The Mikulski-sponsored bill, expected to be introduced in early May, would require the IRS to notify a business directly when its address is changed by a third-party payroll service provider.

It would increase IRS oversight of the firms by requiring them to register with the tax agency and either post a bond to insure clients' tax payments or be certified quarterly by the IRS.
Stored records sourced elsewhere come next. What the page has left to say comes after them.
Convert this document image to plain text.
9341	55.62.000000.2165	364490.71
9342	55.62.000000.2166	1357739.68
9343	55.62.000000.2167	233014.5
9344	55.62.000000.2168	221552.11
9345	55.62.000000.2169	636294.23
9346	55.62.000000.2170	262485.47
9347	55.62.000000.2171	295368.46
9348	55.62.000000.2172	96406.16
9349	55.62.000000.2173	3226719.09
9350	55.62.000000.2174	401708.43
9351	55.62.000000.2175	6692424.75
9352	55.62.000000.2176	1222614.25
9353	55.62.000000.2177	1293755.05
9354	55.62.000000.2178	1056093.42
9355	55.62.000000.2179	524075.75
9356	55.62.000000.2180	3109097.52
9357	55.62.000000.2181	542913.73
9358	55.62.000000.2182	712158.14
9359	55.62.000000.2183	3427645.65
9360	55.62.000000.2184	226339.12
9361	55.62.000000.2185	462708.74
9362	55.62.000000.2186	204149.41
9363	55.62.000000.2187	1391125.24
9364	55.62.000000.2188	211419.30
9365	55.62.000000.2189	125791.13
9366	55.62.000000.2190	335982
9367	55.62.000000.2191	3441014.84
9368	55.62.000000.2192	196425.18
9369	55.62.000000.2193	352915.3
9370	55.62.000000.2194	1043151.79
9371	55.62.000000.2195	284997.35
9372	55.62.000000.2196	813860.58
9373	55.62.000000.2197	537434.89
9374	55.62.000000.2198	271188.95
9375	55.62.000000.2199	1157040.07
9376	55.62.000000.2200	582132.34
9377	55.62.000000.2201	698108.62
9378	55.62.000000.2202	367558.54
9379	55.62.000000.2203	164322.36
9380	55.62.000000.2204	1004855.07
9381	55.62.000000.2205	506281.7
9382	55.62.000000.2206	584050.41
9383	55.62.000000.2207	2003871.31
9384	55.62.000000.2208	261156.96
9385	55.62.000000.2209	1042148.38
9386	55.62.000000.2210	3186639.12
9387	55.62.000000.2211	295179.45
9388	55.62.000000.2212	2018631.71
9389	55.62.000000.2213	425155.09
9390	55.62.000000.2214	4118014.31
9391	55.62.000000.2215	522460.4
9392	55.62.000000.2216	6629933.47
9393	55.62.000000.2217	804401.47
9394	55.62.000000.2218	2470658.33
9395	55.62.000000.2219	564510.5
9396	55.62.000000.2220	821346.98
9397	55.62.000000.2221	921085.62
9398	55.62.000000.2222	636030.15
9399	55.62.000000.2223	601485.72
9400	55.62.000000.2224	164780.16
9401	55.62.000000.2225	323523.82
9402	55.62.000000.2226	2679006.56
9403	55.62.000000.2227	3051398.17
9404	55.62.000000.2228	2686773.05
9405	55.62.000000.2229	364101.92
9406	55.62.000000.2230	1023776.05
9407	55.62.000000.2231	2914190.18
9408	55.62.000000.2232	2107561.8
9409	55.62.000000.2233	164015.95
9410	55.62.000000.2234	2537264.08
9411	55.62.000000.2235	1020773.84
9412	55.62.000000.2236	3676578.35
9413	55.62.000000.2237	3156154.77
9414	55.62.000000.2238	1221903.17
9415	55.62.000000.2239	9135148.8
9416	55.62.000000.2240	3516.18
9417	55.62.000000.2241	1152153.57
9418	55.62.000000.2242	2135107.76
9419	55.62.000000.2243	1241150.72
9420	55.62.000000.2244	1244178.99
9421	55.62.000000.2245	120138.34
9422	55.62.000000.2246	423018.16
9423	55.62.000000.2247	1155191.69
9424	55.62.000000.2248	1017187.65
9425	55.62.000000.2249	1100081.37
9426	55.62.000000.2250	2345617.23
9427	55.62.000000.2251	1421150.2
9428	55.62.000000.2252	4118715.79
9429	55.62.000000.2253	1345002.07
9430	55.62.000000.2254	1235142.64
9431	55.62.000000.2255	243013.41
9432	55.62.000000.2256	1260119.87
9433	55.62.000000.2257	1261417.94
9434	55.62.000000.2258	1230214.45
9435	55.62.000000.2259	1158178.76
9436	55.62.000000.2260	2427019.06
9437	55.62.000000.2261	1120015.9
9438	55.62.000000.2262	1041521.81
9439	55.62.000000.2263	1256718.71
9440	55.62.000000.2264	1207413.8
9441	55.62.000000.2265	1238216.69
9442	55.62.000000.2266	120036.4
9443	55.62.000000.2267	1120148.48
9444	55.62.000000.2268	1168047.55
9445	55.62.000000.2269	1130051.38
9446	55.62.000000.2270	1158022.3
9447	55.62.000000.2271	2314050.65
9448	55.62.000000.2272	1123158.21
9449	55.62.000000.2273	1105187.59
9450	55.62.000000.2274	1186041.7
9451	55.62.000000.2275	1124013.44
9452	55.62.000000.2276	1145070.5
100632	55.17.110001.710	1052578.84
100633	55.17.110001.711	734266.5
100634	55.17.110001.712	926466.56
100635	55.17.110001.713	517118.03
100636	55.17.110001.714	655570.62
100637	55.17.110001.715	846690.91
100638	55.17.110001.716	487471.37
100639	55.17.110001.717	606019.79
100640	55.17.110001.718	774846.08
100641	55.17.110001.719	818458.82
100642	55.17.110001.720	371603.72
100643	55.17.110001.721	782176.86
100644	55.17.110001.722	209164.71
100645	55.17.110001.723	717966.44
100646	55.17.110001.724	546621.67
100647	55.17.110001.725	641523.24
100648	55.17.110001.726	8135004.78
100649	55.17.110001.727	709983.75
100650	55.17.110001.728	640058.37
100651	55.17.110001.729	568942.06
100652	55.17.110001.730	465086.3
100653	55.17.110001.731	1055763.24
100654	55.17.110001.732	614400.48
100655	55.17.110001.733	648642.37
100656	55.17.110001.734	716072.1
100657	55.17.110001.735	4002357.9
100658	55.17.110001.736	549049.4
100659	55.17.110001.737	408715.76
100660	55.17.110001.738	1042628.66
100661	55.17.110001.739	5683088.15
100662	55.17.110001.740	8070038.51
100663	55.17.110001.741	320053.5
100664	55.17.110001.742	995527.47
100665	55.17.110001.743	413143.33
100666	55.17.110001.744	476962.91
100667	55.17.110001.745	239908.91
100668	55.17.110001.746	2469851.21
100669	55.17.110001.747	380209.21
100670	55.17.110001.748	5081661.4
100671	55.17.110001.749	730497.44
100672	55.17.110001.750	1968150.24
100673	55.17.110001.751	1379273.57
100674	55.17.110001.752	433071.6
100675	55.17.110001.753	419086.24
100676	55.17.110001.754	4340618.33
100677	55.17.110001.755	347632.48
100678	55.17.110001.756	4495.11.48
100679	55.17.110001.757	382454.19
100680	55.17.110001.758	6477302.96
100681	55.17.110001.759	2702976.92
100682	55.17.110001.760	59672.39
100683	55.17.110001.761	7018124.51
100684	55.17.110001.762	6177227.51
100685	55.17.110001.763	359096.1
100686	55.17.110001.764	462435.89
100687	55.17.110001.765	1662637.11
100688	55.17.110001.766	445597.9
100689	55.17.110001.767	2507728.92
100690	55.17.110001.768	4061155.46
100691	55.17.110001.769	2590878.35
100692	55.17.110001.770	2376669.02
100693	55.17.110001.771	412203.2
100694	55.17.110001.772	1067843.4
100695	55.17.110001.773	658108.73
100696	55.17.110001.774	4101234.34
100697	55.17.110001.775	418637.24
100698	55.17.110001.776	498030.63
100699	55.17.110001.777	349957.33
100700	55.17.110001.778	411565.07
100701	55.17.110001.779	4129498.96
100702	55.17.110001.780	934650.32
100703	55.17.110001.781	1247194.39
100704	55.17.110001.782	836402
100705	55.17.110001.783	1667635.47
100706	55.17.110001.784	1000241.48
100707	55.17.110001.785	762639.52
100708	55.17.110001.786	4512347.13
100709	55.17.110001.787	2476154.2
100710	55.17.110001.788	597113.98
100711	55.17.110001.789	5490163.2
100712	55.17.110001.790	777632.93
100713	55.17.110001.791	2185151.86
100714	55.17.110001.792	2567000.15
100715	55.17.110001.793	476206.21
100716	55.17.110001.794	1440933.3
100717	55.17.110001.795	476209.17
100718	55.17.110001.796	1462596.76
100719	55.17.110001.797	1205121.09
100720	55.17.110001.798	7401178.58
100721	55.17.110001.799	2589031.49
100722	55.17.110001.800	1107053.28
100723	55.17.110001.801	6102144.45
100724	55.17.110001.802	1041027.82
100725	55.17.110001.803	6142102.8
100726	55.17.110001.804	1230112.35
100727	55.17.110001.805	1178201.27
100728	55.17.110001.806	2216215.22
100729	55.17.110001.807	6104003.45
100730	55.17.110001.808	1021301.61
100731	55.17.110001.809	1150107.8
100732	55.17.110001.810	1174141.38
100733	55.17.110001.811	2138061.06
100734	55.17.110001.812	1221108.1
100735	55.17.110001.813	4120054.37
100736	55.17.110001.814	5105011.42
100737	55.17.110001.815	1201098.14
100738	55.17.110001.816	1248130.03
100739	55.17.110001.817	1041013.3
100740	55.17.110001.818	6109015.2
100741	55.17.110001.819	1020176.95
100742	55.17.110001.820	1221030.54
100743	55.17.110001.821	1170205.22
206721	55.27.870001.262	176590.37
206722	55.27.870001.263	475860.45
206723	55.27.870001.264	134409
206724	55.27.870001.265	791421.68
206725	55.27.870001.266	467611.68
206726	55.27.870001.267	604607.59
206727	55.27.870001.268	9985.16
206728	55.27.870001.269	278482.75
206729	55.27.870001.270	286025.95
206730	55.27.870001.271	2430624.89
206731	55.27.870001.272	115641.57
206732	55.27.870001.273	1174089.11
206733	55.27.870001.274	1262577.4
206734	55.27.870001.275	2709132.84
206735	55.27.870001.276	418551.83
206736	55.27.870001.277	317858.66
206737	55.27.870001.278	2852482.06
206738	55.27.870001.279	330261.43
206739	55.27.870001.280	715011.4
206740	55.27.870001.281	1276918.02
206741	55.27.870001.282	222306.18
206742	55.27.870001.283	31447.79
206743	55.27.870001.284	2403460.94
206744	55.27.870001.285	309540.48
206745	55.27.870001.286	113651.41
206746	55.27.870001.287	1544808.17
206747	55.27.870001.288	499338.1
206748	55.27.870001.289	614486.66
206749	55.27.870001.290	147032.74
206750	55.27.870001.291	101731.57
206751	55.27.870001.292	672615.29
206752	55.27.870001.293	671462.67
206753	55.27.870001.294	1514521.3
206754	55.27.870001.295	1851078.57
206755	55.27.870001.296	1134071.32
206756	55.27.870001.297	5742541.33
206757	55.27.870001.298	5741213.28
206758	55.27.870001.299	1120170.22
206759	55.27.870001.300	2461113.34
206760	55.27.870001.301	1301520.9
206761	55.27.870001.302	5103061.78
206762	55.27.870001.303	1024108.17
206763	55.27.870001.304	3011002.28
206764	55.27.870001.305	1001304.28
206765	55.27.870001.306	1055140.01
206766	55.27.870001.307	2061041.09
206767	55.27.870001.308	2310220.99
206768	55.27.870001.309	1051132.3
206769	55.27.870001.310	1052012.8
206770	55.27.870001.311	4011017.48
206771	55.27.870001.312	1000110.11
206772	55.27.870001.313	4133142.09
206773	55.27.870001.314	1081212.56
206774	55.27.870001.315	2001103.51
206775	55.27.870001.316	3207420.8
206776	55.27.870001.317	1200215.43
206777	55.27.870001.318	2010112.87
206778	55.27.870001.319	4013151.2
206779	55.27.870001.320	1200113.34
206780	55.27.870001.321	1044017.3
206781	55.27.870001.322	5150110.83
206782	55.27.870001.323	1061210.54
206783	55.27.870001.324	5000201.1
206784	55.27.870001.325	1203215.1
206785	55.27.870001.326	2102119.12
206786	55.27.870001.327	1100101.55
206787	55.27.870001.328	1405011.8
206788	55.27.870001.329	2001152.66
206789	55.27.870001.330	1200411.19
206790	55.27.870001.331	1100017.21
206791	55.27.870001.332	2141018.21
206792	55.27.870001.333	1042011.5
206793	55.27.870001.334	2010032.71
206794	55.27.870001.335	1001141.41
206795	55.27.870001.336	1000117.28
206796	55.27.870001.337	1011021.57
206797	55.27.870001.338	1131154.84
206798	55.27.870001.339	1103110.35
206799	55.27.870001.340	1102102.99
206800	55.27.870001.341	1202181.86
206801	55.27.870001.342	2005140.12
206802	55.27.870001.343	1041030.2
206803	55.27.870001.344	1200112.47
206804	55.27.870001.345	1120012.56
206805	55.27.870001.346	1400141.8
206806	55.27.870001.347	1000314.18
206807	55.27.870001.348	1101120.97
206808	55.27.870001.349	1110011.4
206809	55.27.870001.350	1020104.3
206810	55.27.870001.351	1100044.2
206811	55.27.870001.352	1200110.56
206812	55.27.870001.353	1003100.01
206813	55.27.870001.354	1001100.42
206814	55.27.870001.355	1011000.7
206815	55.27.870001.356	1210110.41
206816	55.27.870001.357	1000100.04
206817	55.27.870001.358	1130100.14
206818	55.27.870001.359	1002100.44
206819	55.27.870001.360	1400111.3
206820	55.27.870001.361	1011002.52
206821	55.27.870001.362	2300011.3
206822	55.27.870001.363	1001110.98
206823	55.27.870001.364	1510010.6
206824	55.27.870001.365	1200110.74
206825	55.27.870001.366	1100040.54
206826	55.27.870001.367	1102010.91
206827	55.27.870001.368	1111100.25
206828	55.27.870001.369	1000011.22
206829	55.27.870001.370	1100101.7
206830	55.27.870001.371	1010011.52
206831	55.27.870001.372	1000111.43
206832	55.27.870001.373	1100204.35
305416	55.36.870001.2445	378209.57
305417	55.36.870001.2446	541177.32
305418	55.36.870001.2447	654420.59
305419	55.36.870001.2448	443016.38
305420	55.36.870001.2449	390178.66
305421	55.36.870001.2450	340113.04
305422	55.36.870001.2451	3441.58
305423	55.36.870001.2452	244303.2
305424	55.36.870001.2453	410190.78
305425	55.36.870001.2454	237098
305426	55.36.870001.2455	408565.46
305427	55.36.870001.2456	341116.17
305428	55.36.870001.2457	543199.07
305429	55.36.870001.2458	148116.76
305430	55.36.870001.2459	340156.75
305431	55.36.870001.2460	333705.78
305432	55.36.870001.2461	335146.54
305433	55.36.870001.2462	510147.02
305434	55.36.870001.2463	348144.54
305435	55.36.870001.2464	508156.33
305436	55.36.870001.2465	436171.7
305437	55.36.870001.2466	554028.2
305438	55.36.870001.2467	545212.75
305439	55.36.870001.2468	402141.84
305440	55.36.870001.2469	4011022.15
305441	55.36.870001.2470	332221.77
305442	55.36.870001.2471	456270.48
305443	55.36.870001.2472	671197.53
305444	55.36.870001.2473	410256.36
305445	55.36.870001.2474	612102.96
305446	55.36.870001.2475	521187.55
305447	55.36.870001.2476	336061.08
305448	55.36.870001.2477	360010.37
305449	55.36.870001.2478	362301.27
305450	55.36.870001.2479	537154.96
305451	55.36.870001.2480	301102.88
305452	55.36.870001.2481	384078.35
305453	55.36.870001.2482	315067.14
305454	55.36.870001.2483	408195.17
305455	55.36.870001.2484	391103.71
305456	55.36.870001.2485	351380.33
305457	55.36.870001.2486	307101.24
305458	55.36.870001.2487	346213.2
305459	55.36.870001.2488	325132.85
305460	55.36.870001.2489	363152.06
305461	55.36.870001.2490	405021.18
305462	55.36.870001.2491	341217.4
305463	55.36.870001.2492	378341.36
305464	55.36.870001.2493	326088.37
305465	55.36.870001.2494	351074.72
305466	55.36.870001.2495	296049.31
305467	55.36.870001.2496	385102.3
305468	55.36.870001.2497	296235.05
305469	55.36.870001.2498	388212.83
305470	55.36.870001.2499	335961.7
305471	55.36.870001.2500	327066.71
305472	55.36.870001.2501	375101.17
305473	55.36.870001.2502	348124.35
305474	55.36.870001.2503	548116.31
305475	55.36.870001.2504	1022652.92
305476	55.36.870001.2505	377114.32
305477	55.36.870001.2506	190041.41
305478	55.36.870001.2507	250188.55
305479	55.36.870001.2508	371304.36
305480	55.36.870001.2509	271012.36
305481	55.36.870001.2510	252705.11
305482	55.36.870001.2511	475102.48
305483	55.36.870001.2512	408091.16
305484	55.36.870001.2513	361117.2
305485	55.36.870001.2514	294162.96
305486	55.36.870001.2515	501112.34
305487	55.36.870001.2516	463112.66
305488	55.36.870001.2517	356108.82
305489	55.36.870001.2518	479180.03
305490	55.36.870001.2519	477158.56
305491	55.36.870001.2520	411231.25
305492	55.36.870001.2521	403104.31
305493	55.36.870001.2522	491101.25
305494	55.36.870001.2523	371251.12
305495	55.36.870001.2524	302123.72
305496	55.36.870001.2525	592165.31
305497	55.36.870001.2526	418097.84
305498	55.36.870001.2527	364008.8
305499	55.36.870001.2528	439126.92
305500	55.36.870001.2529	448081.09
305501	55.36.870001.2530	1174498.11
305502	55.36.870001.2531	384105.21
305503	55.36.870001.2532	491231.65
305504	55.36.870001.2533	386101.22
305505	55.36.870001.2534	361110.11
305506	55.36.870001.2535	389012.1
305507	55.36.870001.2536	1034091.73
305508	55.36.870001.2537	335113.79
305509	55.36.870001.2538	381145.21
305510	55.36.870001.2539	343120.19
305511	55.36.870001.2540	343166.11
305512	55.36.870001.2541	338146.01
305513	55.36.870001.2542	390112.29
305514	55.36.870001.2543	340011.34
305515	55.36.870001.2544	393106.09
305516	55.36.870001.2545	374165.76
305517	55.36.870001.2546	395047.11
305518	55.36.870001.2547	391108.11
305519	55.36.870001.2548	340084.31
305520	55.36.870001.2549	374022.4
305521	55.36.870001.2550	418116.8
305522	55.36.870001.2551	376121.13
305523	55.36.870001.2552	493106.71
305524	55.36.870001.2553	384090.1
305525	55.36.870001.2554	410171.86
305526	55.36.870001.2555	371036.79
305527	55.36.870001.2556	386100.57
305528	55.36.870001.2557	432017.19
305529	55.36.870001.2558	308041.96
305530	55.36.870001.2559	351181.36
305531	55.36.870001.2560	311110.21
The quarterly certification is designed help smaller payroll firms that cannot afford bonding, a Mikulksi aide explained. The IRS would certify each quarter that payments that a firm collects are, in fact, going to the IRS, rather than permitting a fraud to occur over several quarters or even many years. Payroll firms also would be required to tell their clients that the ultimate responsibility for tax liability lies with the client.

The aide said the intent is to fill in gaps in regulation that exist because many states, including Maryland, don't require licensing or bonding of payroll firms.

Stuart Levine, a Towson attorney who represents several former AccuPay clients, said if bonding is required, the amount should be based on a payroll firm's size and be for the benefit of clients.

The goal of any legislation should be to help business owners identify "legitimate" payroll service providers while also protecting them in a case of theft or fraud, he said.

"Without a great deal of difficulty, I have to be able to ascertain that the payroll company I'm dealing with is legitimate, and if that company is legitimate… if I give 100 percent of what is owned, I don't owe a nickel after that," Levine said.

Under the legislation, the penalties for firms that fail to pay their clients' taxes would be set by the IRS after the bill is passed, the Mikulksi aide said. It might take the form of a percentage each month of the total tax liability.

While Mikulski's office had been contacted by small business owners in Maryland who said they were defrauded, the senator believes the problem is much more widespread, the aide said.

According to the office of the IRS Taxpayer Advocate, similar payroll firm schemes have cropped up in at least eight states over the past decade. Many of the cases, which involved theft or Ponzi schemes in which tax payments were taken and then repaid with other clients' money, have resulted in bankruptcies and criminal investigations.

In one case, according to the taxpayer advocate's office, the CEO of New York payroll services firm Ingentra HR Services Inc. was sentenced in 2011 to 78 months in prison and ordered to pay more than $19 million in restitution in connection with a scheme to collect tax payments from clients but then under reporting to the IRS and diverting the difference to Ingentra's accounts.

Mikulski plans to unveil the proposed legislation at DuClaw Brewing Co.'s restaurant in Bel Air. Owner Dave Benfield, who has filed a lawsuit against AccuPay, said the firm withdrew money from the restaurants' payroll accounts but never made the payments over a nearly 10-year period, leaving a liability of more than $400,000.

After the suit was filed, AccuPay quickly repaid most of what was owed to the IRS, but "we're going to have to double pay on some of the amounts," he said.

"It was purposefully, intentionally done, not only to us, but to a good bit of the other clients," Benfield said. "The payroll companies should be held liable."